福山でバンドをやっているときの写真が出てきましたよ。多分高校は卒業したあとだと思う。サウンドウェーブくりはなくなったそうで、残念ですね。

授業はサボりがちでしたが、本を読むのは好きだったので、関連する文献などはそれなりに読んでいましたし、卒業論文はそれなりに頑張って書きました。

②大学院時代(筑波大学)

なぜ大学院に進んだのか、またなぜ上智大学から筑波大学に移ったのかというと、あまり深い理由がある訳でもありません。なにせ卒業がぎりぎりでしたから、あまり余裕を持って就職活動をする時間もなく、さらに当時はリーマンショックと東日本大震災でかなり就活の状況が悪かったころですから、就職に対するやる気も湧きませんでした。
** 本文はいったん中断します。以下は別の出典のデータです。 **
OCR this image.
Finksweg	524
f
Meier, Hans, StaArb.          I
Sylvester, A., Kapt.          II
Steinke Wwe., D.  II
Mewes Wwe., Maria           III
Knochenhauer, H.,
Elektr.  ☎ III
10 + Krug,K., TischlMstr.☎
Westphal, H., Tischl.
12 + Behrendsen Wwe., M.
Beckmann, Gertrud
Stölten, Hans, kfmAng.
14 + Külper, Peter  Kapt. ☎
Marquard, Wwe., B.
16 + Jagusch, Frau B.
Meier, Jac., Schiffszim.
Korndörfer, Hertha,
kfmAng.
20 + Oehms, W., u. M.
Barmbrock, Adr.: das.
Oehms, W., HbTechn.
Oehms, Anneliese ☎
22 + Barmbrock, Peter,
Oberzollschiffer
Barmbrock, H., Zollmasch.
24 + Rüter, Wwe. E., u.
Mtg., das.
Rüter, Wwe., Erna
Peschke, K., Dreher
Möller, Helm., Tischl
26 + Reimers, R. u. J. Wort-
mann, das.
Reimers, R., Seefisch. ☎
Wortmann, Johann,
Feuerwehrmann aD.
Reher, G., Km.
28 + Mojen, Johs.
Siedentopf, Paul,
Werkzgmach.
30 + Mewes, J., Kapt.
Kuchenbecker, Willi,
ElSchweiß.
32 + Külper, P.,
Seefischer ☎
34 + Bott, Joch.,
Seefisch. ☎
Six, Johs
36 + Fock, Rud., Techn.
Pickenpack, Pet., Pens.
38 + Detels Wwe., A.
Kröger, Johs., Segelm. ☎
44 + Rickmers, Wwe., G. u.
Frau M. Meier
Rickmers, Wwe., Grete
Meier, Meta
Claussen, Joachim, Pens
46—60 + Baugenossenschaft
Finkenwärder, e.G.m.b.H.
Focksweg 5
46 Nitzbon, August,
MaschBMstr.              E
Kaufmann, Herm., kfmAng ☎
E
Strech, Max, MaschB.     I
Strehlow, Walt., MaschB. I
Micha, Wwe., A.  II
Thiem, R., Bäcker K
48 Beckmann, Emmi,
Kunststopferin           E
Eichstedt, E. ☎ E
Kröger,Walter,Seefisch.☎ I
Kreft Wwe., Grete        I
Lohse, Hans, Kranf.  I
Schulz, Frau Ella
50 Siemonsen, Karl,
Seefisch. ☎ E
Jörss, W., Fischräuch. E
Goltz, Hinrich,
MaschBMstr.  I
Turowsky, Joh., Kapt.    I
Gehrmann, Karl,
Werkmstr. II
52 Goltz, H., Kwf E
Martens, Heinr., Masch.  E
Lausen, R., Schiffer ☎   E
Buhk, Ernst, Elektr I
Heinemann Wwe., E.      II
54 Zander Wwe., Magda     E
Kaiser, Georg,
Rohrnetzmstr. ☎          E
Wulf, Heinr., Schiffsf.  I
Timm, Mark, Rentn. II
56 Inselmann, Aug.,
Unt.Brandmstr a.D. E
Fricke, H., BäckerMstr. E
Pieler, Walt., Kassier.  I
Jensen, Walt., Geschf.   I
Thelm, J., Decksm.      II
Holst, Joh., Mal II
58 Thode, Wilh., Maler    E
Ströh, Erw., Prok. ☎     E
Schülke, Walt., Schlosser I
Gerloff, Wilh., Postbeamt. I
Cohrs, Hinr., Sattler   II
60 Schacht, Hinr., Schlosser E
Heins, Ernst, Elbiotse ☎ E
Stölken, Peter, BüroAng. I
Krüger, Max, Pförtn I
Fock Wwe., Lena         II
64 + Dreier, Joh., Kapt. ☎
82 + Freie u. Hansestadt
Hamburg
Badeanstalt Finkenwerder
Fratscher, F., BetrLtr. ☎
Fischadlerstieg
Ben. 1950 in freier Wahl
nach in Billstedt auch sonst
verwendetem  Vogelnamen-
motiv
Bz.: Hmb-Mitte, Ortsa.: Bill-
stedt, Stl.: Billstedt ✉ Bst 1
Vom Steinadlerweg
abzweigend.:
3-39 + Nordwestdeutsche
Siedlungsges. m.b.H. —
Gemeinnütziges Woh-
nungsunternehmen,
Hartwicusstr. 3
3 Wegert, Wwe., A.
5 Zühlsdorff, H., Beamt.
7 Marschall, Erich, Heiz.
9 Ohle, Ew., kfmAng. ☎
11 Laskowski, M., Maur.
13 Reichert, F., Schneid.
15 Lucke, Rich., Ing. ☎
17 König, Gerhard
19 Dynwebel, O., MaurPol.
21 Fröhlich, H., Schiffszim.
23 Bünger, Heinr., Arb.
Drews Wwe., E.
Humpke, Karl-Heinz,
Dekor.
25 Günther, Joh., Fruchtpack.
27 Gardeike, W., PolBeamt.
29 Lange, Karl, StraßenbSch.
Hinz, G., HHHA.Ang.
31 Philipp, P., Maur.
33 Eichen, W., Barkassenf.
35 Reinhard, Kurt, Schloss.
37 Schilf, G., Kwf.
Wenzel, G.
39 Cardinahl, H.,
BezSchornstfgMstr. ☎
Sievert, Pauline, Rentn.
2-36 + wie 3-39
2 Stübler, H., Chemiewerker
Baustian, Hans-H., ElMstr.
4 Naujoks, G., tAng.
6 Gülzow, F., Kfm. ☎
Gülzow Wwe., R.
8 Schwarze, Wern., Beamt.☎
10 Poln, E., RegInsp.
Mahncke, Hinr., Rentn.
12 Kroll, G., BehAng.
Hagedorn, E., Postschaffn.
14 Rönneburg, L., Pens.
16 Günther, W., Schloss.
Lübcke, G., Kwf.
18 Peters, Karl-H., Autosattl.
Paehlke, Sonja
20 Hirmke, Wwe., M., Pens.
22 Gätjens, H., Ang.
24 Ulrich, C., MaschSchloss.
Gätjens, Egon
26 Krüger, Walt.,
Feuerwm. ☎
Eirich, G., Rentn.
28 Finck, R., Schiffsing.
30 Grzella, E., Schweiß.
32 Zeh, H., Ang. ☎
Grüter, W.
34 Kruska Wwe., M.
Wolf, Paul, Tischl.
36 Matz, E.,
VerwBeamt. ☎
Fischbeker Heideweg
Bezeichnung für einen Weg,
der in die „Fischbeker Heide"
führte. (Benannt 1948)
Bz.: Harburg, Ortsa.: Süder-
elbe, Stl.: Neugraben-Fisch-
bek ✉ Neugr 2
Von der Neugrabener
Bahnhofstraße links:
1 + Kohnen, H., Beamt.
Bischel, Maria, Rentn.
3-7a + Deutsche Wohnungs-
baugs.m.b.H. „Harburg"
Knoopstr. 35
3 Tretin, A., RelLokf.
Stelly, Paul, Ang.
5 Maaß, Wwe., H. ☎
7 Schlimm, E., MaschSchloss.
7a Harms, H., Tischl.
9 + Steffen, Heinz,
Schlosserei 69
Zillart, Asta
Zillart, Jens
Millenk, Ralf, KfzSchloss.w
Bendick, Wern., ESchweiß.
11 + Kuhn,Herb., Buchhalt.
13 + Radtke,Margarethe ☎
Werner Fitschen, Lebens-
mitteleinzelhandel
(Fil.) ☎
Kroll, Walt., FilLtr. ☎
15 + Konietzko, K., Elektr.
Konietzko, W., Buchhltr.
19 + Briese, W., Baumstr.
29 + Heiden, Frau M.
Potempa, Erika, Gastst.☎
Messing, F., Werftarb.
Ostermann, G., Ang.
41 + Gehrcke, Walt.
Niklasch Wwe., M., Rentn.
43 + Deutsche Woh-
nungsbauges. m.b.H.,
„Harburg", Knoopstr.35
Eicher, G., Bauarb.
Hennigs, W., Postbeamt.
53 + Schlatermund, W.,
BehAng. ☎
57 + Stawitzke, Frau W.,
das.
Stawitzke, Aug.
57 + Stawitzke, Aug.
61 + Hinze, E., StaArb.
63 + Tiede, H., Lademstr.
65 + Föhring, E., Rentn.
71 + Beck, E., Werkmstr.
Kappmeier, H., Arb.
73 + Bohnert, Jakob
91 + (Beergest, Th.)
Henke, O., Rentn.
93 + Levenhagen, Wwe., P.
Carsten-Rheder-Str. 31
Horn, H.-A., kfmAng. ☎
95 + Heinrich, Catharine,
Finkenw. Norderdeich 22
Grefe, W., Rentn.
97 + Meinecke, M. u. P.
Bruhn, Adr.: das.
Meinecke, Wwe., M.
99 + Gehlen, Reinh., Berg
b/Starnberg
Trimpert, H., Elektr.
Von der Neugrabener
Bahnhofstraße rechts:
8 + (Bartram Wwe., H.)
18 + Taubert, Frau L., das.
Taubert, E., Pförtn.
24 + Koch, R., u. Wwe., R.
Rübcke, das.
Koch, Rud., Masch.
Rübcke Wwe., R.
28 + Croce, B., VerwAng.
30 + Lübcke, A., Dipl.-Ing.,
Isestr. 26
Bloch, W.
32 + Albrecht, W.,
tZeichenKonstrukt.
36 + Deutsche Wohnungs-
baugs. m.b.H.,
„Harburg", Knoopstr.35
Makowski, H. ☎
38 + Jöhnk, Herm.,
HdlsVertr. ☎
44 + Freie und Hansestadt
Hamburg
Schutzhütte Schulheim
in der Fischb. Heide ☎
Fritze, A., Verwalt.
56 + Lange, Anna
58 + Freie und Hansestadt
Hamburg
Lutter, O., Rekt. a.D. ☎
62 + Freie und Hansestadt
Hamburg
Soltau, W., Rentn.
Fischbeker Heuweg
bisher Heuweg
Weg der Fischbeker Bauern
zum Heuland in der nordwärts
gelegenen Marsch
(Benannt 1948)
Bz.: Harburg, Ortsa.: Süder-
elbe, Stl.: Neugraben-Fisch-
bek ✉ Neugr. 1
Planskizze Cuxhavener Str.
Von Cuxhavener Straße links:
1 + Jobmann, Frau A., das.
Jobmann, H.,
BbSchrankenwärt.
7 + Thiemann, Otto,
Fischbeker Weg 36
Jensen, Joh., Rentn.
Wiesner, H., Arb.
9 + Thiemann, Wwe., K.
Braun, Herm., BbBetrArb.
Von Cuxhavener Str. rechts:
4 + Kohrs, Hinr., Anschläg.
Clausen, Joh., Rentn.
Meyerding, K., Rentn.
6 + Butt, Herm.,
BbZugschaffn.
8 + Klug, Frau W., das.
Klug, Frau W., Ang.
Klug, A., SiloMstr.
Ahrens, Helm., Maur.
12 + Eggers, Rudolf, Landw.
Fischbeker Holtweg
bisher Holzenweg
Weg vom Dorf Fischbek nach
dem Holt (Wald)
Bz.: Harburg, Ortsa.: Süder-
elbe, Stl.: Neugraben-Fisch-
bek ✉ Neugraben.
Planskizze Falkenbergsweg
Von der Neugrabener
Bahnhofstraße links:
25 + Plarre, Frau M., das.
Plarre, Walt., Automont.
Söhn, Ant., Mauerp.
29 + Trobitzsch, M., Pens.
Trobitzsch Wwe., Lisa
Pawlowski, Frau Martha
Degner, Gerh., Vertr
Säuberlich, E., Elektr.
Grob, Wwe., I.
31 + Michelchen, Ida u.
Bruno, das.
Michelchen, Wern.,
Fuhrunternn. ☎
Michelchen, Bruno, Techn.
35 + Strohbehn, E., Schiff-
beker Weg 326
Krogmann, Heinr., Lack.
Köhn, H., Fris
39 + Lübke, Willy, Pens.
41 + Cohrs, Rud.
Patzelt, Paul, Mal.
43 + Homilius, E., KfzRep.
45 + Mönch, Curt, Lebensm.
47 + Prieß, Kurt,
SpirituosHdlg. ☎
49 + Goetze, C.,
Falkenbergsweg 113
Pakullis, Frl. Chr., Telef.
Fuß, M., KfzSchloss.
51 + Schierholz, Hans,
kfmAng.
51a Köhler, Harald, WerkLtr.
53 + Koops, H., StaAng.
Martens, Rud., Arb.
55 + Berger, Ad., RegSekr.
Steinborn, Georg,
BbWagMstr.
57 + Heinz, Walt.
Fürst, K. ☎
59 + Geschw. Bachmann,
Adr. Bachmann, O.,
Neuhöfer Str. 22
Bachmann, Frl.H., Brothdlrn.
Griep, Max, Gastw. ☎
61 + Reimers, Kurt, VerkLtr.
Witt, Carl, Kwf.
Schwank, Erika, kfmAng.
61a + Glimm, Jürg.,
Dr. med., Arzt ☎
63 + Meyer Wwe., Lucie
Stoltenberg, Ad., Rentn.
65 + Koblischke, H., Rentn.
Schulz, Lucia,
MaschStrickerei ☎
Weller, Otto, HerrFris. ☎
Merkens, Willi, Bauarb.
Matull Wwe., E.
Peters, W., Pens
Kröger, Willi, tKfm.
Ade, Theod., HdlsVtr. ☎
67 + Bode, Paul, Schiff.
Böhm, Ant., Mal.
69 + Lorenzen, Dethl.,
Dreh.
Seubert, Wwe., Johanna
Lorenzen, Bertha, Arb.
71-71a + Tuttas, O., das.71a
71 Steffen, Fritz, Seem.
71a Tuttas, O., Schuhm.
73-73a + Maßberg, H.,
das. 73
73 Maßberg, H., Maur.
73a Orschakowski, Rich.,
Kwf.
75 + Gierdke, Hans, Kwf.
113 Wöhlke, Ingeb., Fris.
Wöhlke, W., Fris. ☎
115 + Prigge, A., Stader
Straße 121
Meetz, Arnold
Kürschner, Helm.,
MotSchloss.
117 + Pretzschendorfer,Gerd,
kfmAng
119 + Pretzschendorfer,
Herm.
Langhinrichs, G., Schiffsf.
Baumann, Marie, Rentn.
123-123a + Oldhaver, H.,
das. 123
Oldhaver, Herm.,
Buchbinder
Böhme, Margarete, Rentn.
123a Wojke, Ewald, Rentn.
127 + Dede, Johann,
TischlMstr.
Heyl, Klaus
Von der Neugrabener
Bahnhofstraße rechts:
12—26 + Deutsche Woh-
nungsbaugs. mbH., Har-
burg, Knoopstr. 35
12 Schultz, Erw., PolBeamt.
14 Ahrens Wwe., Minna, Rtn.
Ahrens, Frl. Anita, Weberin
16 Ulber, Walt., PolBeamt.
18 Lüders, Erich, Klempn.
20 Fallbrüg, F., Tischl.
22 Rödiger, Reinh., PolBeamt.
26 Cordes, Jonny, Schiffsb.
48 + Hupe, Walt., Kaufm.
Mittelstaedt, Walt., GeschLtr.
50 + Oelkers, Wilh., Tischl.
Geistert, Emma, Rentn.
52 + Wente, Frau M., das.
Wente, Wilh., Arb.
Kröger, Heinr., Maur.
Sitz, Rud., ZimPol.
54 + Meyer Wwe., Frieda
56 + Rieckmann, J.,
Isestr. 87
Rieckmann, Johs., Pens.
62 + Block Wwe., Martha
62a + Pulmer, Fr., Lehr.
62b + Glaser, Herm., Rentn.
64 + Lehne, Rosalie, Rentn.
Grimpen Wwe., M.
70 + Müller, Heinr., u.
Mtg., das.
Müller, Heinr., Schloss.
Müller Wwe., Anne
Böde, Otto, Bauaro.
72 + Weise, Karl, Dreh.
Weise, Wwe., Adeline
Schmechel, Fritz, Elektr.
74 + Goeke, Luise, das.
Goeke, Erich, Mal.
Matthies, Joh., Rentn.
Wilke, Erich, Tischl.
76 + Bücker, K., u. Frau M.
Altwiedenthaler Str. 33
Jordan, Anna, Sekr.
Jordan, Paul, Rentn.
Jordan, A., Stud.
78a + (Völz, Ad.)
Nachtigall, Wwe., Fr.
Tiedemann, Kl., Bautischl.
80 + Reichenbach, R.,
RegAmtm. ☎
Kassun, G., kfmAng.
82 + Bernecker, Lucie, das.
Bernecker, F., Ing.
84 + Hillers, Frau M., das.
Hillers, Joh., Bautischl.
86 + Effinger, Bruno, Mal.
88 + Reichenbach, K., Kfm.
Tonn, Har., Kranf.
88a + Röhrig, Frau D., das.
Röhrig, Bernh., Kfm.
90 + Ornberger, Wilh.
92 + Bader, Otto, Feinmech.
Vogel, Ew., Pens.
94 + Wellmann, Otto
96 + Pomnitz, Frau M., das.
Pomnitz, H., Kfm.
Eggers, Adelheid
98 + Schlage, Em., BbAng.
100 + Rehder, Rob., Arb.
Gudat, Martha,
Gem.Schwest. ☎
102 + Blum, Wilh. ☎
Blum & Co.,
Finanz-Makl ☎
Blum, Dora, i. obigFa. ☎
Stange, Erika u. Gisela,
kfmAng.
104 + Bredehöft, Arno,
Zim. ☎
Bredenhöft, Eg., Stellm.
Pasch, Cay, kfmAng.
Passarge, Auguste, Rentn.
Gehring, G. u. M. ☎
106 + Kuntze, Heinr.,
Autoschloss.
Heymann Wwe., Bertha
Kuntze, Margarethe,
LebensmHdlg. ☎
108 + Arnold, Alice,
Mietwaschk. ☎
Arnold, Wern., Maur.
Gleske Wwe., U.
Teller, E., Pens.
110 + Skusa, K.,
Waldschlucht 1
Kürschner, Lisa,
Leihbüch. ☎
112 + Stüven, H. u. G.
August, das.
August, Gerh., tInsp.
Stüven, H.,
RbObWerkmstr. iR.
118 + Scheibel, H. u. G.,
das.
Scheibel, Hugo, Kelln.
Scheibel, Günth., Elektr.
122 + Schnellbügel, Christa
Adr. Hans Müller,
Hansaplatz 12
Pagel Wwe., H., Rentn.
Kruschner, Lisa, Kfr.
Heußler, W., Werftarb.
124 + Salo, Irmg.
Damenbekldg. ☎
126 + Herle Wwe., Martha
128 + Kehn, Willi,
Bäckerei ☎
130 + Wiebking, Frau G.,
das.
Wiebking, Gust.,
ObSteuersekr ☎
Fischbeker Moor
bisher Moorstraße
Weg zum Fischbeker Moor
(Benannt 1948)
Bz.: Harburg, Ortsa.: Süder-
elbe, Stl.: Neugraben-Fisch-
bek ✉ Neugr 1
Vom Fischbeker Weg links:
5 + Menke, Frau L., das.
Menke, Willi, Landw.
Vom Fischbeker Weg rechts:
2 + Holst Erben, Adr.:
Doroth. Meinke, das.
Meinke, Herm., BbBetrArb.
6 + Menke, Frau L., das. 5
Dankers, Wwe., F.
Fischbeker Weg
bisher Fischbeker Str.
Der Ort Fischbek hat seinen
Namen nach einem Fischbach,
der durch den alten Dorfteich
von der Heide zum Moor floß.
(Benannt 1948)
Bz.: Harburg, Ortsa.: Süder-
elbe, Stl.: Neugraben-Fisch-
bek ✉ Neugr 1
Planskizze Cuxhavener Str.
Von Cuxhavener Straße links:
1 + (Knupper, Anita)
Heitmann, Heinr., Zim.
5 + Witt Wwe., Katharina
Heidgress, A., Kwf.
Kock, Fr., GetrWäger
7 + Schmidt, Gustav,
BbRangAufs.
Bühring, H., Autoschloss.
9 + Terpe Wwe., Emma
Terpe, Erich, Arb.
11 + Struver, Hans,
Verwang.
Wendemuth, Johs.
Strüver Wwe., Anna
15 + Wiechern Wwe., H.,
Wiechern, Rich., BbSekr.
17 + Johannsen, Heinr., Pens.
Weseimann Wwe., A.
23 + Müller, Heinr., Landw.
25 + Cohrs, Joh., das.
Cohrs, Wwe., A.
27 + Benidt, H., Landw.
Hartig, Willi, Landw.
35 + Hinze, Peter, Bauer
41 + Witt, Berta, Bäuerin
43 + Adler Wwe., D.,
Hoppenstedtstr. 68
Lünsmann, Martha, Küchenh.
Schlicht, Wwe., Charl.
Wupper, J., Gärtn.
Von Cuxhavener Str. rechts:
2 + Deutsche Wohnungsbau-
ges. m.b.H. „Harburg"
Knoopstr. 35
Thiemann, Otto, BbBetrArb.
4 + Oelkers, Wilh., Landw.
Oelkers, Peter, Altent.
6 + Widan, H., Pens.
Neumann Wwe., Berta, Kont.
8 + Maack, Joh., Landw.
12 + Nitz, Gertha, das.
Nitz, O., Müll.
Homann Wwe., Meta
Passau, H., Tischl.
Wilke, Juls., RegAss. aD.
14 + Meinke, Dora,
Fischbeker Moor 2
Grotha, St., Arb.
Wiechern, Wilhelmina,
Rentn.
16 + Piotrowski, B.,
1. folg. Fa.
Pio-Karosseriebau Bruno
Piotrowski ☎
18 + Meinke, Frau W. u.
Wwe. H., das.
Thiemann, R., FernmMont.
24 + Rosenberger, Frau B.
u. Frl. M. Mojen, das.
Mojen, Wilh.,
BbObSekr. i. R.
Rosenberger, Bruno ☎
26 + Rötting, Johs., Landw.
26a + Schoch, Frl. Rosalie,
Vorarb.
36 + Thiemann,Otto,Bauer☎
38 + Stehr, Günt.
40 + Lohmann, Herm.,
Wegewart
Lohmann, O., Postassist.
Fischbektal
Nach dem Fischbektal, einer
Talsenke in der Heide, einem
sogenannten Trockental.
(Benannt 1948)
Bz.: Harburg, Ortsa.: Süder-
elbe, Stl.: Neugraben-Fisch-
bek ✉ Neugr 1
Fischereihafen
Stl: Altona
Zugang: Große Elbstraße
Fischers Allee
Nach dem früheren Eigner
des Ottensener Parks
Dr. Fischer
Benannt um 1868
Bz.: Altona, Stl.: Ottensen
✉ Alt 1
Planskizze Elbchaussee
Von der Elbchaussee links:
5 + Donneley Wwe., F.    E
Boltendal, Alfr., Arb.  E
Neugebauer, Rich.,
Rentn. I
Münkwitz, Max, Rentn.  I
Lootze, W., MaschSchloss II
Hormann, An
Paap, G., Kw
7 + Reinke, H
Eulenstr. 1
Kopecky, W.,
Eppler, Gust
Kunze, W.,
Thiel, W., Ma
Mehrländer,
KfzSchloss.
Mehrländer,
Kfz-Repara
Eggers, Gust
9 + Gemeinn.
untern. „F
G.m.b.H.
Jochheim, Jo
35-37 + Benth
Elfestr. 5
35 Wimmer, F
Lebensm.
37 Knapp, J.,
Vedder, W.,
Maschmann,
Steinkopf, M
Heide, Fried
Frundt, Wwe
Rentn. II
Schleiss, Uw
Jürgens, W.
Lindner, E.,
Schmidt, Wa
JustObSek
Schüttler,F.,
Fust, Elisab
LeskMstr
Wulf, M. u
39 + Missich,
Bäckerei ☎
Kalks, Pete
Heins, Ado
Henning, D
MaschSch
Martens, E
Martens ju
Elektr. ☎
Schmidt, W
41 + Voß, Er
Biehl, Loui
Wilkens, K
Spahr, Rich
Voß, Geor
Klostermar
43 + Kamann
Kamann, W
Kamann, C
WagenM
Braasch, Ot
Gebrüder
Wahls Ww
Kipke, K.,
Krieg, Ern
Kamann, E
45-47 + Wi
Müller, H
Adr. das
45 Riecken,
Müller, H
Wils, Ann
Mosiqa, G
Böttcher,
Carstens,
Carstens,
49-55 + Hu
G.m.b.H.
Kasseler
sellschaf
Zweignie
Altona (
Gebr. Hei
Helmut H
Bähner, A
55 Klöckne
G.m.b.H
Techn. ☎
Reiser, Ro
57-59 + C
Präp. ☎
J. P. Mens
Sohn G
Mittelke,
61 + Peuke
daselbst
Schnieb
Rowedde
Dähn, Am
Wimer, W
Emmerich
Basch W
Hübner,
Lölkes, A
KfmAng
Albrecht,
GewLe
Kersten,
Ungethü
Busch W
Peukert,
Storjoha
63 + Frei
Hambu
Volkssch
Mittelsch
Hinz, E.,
4年生の春学期が終わって、どうやら四年で卒業出来そうだと気づいてから大学院に行くことにしました。上智大学の哲学科は文系の学科には珍しく四人に一人ぐらい進むので、まぁその流れに乗ってというぐらいの気持ちでした。卒論も真面目に書いたし研究もしたかったので。筑波大学に移った理由はもっと簡単で、自分の研究テーマで指導教員を引き受けてくれる先生がいたからです。

さて、修士・博士と2013年から2020年までかなり長く筑波にいた訳ですが、大学院生の生活というのは非常に地味で、紹介できるようなこともあまりありません。基本的には家と大学を往復しながら本を読んで研究を進め、学会発表や論文執筆を行うという毎日でした。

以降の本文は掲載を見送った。